With the number of tanks installed in the van, a total of 11, of which 10 require level display one has to think a little about how to organise that effectively. The solutions I found in the vans we looked at were not really satisfactory at all and having 10 displays or at least 3 combo displays for three tanks did not appear as a good solution either. All the solutions used in vans only show 5 levels (full, 3/4,1/2,1/4, empty) or even less. With larger tanks this becomes ineffective because one cannot really trace usage very well unless one installs a flow meter from or to each tank. Flow meters are not very accurate and are useless to measure tank content when one pumps water between tanks unless one installs a rather complicated solution. Even then the tank display is not fully automatic because every time a tank is full the meter requires resetting to keep the display reasonably accurate. This is all well and good if one has one or two water tanks, but with a larger number it becomes very tedious.
The majority of tank level display solutions used in caravans in Australia have tank senders with multiple pick-up points for the predefined tank levels to display, mostly 4 fill levels + empty. These senders do not deliver continuous information, only discrete values and the levels between two display levels is undefined.
For me this is not a state of the art solution in particular with tanks of 150l. I want to see a difference in level display when I pump 20 or 30 litres into one of the 4 fresh water tanks. This is not possible with the most common display concepts. And not that they are cheap either, quite expensive for what they are. High priced, half baked solutions.
The way to overcome these deficiencies is to use a sensor technology which allows a continuous read out of the tank level. A capacitive sensor is capable of doing just that. I have found only one company in the world with such technology, producing a display with sender which is meant for caravans or mobile homes and are reasonably priced.
The sender unit consist of two metal rods creating a capacitor in the fluid and a bit of electronics to obtain a continuous read out.
The output of the sender unit is a voltage between 0 and 2.2 and is used to drive a led display with 10 levels. The actual signal is analogue and continuous, which means that any level can be read and the display is just a compromise.
The display also controls the sensor and has a button underneath the symbol showing the tank type. The button is pressed to start the read out and the display is lit for 10 minutes and then shuts off again.
As nice as these displays are, having 10 of them installed and needing to press 10 buttons to see the levels of all tanks is not really a great solution. They look good, are well made, but the solution is too manual.

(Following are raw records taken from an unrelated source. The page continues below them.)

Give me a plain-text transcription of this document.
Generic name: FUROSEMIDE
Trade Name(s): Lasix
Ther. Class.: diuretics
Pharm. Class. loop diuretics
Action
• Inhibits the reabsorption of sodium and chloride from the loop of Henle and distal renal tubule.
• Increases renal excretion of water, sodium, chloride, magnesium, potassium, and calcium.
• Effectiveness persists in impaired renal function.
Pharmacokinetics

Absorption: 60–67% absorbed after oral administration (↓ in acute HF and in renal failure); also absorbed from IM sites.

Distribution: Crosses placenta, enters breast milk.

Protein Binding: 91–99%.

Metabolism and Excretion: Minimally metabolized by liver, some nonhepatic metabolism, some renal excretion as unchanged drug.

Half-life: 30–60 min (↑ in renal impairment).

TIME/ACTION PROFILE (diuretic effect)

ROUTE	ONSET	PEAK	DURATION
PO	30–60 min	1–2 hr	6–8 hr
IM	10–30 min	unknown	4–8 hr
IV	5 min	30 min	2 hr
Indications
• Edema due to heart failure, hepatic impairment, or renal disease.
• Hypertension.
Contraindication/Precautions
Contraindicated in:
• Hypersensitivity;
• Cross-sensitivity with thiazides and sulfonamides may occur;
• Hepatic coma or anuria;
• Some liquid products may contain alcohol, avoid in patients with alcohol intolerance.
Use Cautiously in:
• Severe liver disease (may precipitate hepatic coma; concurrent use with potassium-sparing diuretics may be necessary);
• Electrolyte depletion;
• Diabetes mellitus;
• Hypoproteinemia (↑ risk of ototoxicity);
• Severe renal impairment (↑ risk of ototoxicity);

I would like to have more information out of my tanks displays, like average use per day, total used per week, amount of litres of the last shower and so on. I also want a warning when the holding tanks get to a level that they might need attention in the coming days. This kind of application can only be done through a control unit which can be programmed.
I have already decided that I use a central controller to manage all lights and switches, so it is pretty obvious to use the same micro computer for the tank level display.

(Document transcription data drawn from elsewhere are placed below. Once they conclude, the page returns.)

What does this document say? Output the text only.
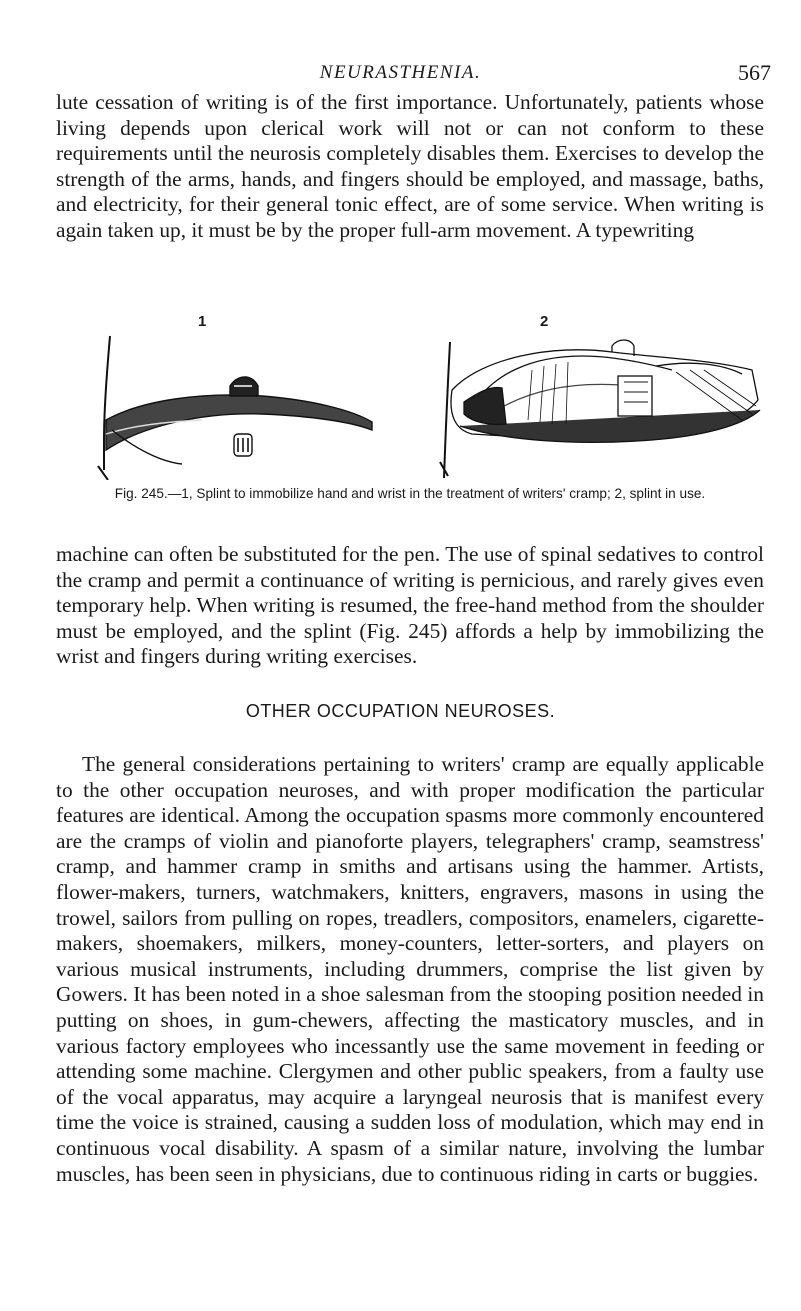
NEURASTHENIA.	567

lute cessation of writing is of the first importance. Unfortunately, patients whose living depends upon clerical work will not or can not conform to these requirements until the neurosis completely disables them. Exercises to develop the strength of the arms, hands, and fingers should be employed, and massage, baths, and electricity, for their general tonic effect, are of some service. When writing is again taken up, it must be by the proper full-arm movement. A typewriting

1	2
Fig. 245.—1, Splint to immobilize hand and wrist in the treatment of writers' cramp; 2, splint in use.

machine can often be substituted for the pen. The use of spinal sedatives to control the cramp and permit a continuance of writing is pernicious, and rarely gives even temporary help. When writing is resumed, the free-hand method from the shoulder must be employed, and the splint (Fig. 245) affords a help by immobilizing the wrist and fingers during writing exercises.

OTHER OCCUPATION NEUROSES.

The general considerations pertaining to writers' cramp are equally applicable to the other occupation neuroses, and with proper modification the particular features are identical. Among the occupation spasms more commonly encountered are the cramps of violin and pianoforte players, telegraphers' cramp, seamstress' cramp, and hammer cramp in smiths and artisans using the hammer. Artists, flower-makers, turners, watchmakers, knitters, engravers, masons in using the trowel, sailors from pulling on ropes, treadlers, compositors, enamelers, cigarette-makers, shoemakers, milkers, money-counters, letter-sorters, and players on various musical instruments, including drummers, comprise the list given by Gowers. It has been noted in a shoe salesman from the stooping position needed in putting on shoes, in gum-chewers, affecting the masticatory muscles, and in various factory employees who incessantly use the same movement in feeding or attending some machine. Clergymen and other public speakers, from a faulty use of the vocal apparatus, may acquire a laryngeal neurosis that is manifest every time the voice is strained, causing a sudden loss of modulation, which may end in continuous vocal disability. A spasm of a similar nature, involving the lumbar muscles, has been seen in physicians, due to continuous riding in carts or buggies.
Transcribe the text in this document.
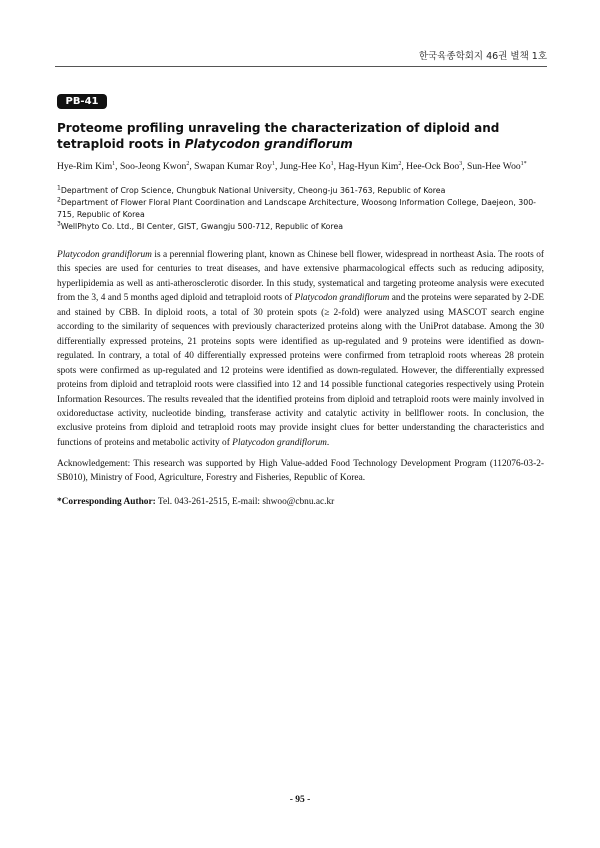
한국육종학회지 46권 별책 1호
PB-41
Proteome profiling unraveling the characterization of diploid and tetraploid roots in Platycodon grandiflorum
Hye-Rim Kim$^1$, Soo-Jeong Kwon$^2$, Swapan Kumar Roy$^1$, Jung-Hee Ko$^1$, Hag-Hyun Kim$^2$, Hee-Ock Boo$^3$, Sun-Hee Woo$^{1*}$

$^1$Department of Crop Science, Chungbuk National University, Cheong-ju 361-763, Republic of Korea

$^2$Department of Flower Floral Plant Coordination and Landscape Architecture, Woosong Information College, Daejeon, 300-715, Republic of Korea

$^3$WellPhyto Co. Ltd., BI Center, GIST, Gwangju 500-712, Republic of Korea

Platycodon grandiflorum is a perennial flowering plant, known as Chinese bell flower, widespread in northeast Asia. The roots of this species are used for centuries to treat diseases, and have extensive pharmacological effects such as reducing adiposity, hyperlipidemia as well as anti-atherosclerotic disorder. In this study, systematical and targeting proteome analysis were executed from the 3, 4 and 5 months aged diploid and tetraploid roots of Platycodon grandiflorum and the proteins were separated by 2-DE and stained by CBB. In diploid roots, a total of 30 protein spots (≥ 2-fold) were analyzed using MASCOT search engine according to the similarity of sequences with previously characterized proteins along with the UniProt database. Among the 30 differentially expressed proteins, 21 proteins sopts were identified as up-regulated and 9 proteins were identified as down-regulated. In contrary, a total of 40 differentially expressed proteins were confirmed from tetraploid roots whereas 28 protein spots were confirmed as up-regulated and 12 proteins were identified as down-regulated. However, the differentially expressed proteins from diploid and tetraploid roots were classified into 12 and 14 possible functional categories respectively using Protein Information Resources. The results revealed that the identified proteins from diploid and tetraploid roots were mainly involved in oxidoreductase activity, nucleotide binding, transferase activity and catalytic activity in bellflower roots. In conclusion, the exclusive proteins from diploid and tetraploid roots may provide insight clues for better understanding the characteristics and functions of proteins and metabolic activity of Platycodon grandiflorum.

Acknowledgement: This research was supported by High Value-added Food Technology Development Program (112076-03-2-SB010), Ministry of Food, Agriculture, Forestry and Fisheries, Republic of Korea.

*Corresponding Author: Tel. 043-261-2515, E-mail: shwoo@cbnu.ac.kr

- 95 -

The picture above shows a little board, which is connected to my in house Ethernet and to the tank sensor in the bucket. My desktop computer runs a little application to read the analogue inputs of that board and the signal connected to these analogue inputs. Votronic has done a brilliant job by providing a tank sender which already creates a voltage from the capacitive sender. Usually this requires a frequency and a timer logic to identify the capacity of the probe and derive the voltage from that. The tank sender has that logic inside the cap. It can also be adjusted with a trimmer potentiometer to the depth of the tank.

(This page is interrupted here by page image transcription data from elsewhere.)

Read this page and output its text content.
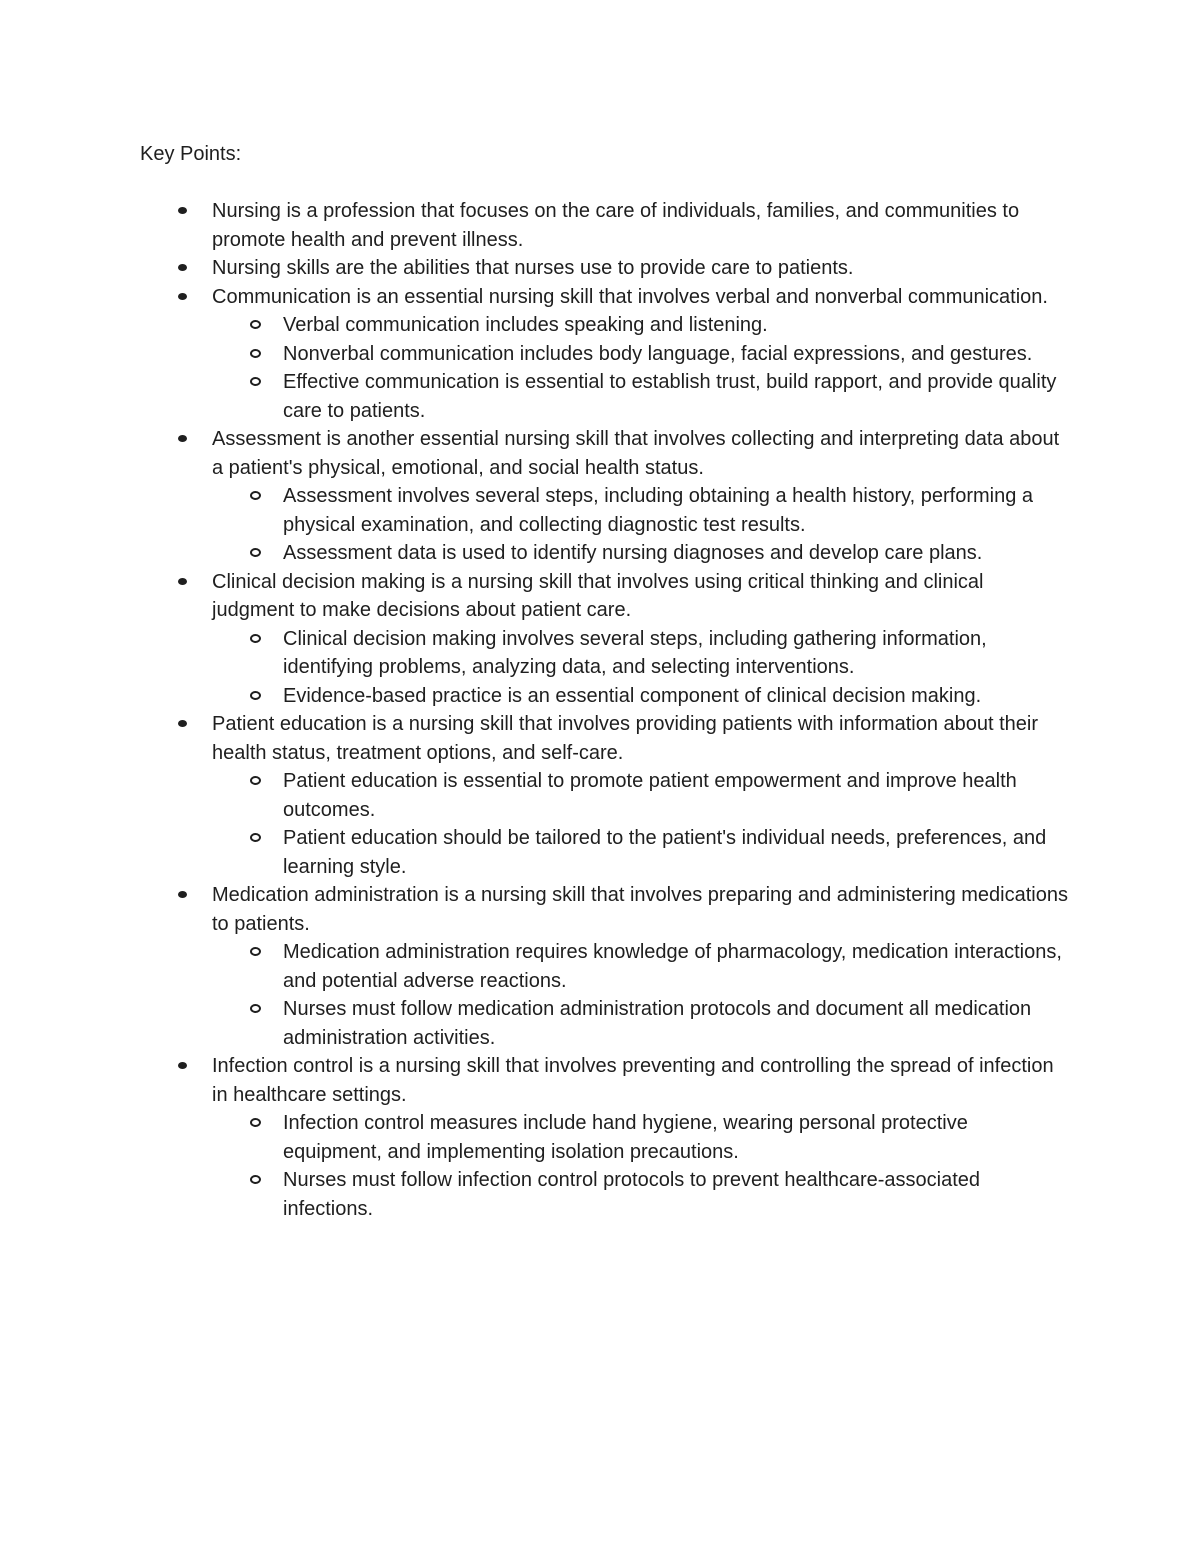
Key Points:

Nursing is a profession that focuses on the care of individuals, families, and communities to promote health and prevent illness.
Nursing skills are the abilities that nurses use to provide care to patients.
Communication is an essential nursing skill that involves verbal and nonverbal communication.
Verbal communication includes speaking and listening.
Nonverbal communication includes body language, facial expressions, and gestures.
Effective communication is essential to establish trust, build rapport, and provide quality care to patients.
Assessment is another essential nursing skill that involves collecting and interpreting data about a patient's physical, emotional, and social health status.
Assessment involves several steps, including obtaining a health history, performing a physical examination, and collecting diagnostic test results.
Assessment data is used to identify nursing diagnoses and develop care plans.
Clinical decision making is a nursing skill that involves using critical thinking and clinical judgment to make decisions about patient care.
Clinical decision making involves several steps, including gathering information, identifying problems, analyzing data, and selecting interventions.
Evidence-based practice is an essential component of clinical decision making.
Patient education is a nursing skill that involves providing patients with information about their health status, treatment options, and self-care.
Patient education is essential to promote patient empowerment and improve health outcomes.
Patient education should be tailored to the patient's individual needs, preferences, and learning style.
Medication administration is a nursing skill that involves preparing and administering medications to patients.
Medication administration requires knowledge of pharmacology, medication interactions, and potential adverse reactions.
Nurses must follow medication administration protocols and document all medication administration activities.
Infection control is a nursing skill that involves preventing and controlling the spread of infection in healthcare settings.
Infection control measures include hand hygiene, wearing personal protective equipment, and implementing isolation precautions.
Nurses must follow infection control protocols to prevent healthcare-associated infections.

The picture to the left shows the display of the analog inputs of the application on my desktop computer. The Input 47 with 1.32V is the connected sender corresponding to the level of water in the bucket. The picture to the right shows the cap of the sender with the depth adjustment. Brilliant solution – and the sender is not more expensive than the mediocre solutions one gets from caravan part suppliers.
The good thing about the sender is that one can read it directly with a micro processor because the output signal is below 3.3V, which is the standard for most analog inputs. Reading the output of my dim switchese a bit more effort because the 12V output needs to be stepped down below 3.3V, but that is also not rocket science. I will describe this in another chapter.